Messi y Luis Suárez homenajean a Cruyff con un penalti indirecto

Leo ejecuta con Luis Suárez el penalti indirecto que popularizó Johan Cruyff y completa una actuación soberbia frente al Celta

Penalti indirecto de Messi y Suárez. Vicens Giménez / Ronald Quintero

Leo Messi realizó su particular homenaje a Johan Cruyff. La historia se remonta al 5 de diciembre de 1982, cuando El Flaco popularizó el lanzamiento del penalti indirecto, cuando jugando con el Ajax desmontó al Helmond Sport con una patente para el recuerdo. Cruyff llegó al punto de cal y, por sorpresa, tocó la pelota hacia la izquierda para Jesper Olsen, que se la devolvió para que el 14 celebrara el gol. Desquiciados como están tanto Neymar como Leo en los lanzamientos desde los 11 metros, encontraron la mejor manera para maquillar las estadística. Una suerte que difícilmente repetirán pero que descompuso al Celta y encumbró aún más al 10 del Barcelona.

Messi corrió a por el balón. Hizo ver que chutaba al tiempo que la cedía a su derecha. Allí, tal como habían pactado, debía aparecer Neymar. Pero se adelantó Luis Suárez que, libre de marca, le pegó raso a gol con el portero batido. Era la versión 2.0 del famoso penalti que, sin ir más lejos, Pires y Henry intentaron en 2005 con el Arsenal. Pero se quedaron con las ganas porque Pires apenas rozó el esférico, Henry se pasó de largo y el colegiado pitó falta porque la pelota no rodó. No ocurrió lo mismo en el Camp Nou. Suárez festejó su hat-trick y la culminación de una obra maestra de Messi, que descosió al Celta y su gallardo planteamiento del marcaje al hombre.

Pablo Hernández persiguió a Sergi Roberto con denuedo. Radoja fue la lapa de Iniesta. Wass se marcó un baile en pareja con Busquets. Cabral le dio una foto suya a Luis Suárez para que no se olvidara de él tras el duelo. Mallo se grapó a Neymar. Y Planas, ayudado por Jonny o por Señe, dependiendo de la zona que transitara Messi, trató de ponerle sin éxito cerco al 10. Aunque durante un buen rato pareció funcionar la artimaña de Eduardo Berizzo, reconocido bielsista que puso en práctica en el Camp Nou lo que Marcelo ya probó en su día con el Athletic: el marcaje al hombre.

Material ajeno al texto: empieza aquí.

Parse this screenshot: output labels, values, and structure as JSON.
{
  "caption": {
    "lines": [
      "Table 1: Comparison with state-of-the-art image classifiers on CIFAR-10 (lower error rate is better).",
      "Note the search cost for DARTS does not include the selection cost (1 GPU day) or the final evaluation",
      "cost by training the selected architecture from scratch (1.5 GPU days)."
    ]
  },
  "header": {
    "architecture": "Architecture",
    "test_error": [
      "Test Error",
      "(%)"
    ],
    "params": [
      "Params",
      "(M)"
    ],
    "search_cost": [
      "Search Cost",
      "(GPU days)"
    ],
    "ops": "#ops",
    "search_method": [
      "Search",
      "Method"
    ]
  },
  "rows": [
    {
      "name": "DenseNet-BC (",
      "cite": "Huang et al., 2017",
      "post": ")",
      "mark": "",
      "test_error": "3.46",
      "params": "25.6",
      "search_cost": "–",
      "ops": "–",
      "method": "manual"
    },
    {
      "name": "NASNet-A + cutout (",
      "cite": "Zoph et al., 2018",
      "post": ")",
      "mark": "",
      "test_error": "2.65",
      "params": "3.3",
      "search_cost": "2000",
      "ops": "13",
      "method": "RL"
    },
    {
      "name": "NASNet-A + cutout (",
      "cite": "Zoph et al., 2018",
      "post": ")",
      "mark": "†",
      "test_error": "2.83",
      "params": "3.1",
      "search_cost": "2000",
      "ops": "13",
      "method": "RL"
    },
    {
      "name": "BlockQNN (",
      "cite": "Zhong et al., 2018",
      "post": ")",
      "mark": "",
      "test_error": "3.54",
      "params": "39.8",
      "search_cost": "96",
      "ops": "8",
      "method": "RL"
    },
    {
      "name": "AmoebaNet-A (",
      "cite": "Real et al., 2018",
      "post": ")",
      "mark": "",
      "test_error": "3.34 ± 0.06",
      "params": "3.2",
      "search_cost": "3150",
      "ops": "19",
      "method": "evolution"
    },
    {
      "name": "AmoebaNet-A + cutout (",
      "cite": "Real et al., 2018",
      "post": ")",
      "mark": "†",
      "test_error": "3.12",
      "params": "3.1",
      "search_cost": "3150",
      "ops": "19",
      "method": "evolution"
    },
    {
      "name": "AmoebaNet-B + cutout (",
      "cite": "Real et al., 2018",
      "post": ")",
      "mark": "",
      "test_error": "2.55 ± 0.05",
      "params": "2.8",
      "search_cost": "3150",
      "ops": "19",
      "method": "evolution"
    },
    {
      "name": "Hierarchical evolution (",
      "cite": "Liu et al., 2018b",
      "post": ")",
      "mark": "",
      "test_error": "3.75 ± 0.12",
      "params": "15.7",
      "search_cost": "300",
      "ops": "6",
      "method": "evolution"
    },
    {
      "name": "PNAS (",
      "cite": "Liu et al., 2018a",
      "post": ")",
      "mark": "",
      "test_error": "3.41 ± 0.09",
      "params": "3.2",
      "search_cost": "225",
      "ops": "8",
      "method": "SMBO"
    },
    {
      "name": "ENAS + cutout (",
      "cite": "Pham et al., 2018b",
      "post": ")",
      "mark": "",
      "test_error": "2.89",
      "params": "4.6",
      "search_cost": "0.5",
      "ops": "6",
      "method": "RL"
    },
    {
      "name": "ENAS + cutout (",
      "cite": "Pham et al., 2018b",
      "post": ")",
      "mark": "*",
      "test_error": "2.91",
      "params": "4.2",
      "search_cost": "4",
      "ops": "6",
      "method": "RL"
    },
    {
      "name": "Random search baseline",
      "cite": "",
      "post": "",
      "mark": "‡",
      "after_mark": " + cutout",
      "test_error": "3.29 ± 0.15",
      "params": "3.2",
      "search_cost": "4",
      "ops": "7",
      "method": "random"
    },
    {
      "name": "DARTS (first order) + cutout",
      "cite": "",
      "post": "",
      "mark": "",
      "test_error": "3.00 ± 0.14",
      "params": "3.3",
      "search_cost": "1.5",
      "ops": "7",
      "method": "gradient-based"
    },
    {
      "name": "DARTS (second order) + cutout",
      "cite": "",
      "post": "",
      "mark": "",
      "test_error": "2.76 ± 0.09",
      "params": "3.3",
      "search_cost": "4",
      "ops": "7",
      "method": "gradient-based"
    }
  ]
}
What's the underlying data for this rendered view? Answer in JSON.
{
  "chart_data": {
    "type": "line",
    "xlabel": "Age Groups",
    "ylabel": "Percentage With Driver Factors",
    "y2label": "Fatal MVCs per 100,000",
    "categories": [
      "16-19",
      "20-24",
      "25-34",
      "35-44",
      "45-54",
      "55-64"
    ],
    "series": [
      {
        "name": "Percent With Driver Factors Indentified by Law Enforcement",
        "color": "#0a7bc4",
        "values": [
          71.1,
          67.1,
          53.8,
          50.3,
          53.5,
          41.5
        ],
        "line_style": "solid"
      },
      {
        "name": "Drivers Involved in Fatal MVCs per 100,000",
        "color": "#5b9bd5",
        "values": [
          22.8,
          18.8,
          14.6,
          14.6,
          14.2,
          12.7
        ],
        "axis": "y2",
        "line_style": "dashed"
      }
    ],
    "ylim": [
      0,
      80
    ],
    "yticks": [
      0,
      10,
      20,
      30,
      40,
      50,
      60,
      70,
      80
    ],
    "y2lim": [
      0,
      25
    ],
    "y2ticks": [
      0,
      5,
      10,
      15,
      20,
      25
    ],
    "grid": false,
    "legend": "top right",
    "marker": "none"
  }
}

En vez de utilizar el repliegue como un adjetivo calificativo, Berizzo propuso un intercambio de golpes que evitara el ataque posicional azulgrana con una estrategia que se basaba en la anticipación y en la presión. Iniesta primero y Neymar después, por eso de la conducción del esférico entre los pies, explicaron que la conducción era la mejor de las maneras para descifrar el marcaje al hombre. Tomó nota Messi y se acabó el encuentro.

Si el 10 quiere, no hay marcador que le eche el lazo. Ya lo anticipó en la final de la Copa del curso anterior ante el Athletic cuando Valverde decidió ponerle encima a Balenziaga y lo recogieron a trocitos. Tras estudiar al rival en el primer acto, Leo se dedicó después a tirar diagonales y pases definitivos. A Sergi Roberto le sobró un recorte y a Iniesta le faltó la puntería tras las asistencias de Messi. Pero no falló Luis Suárez cuando se la picó por encima de la defensa. Fue el gol del triunfo apoyado por una falta estupenda que abrió el marcador —un calco al lanzamiento de falta de la Supercopa de Europa ante el Sevilla en Georgia o al de la Copa ante el Espanyol— y secundado por el penalti indirecto, por el homenaje a Cruyff.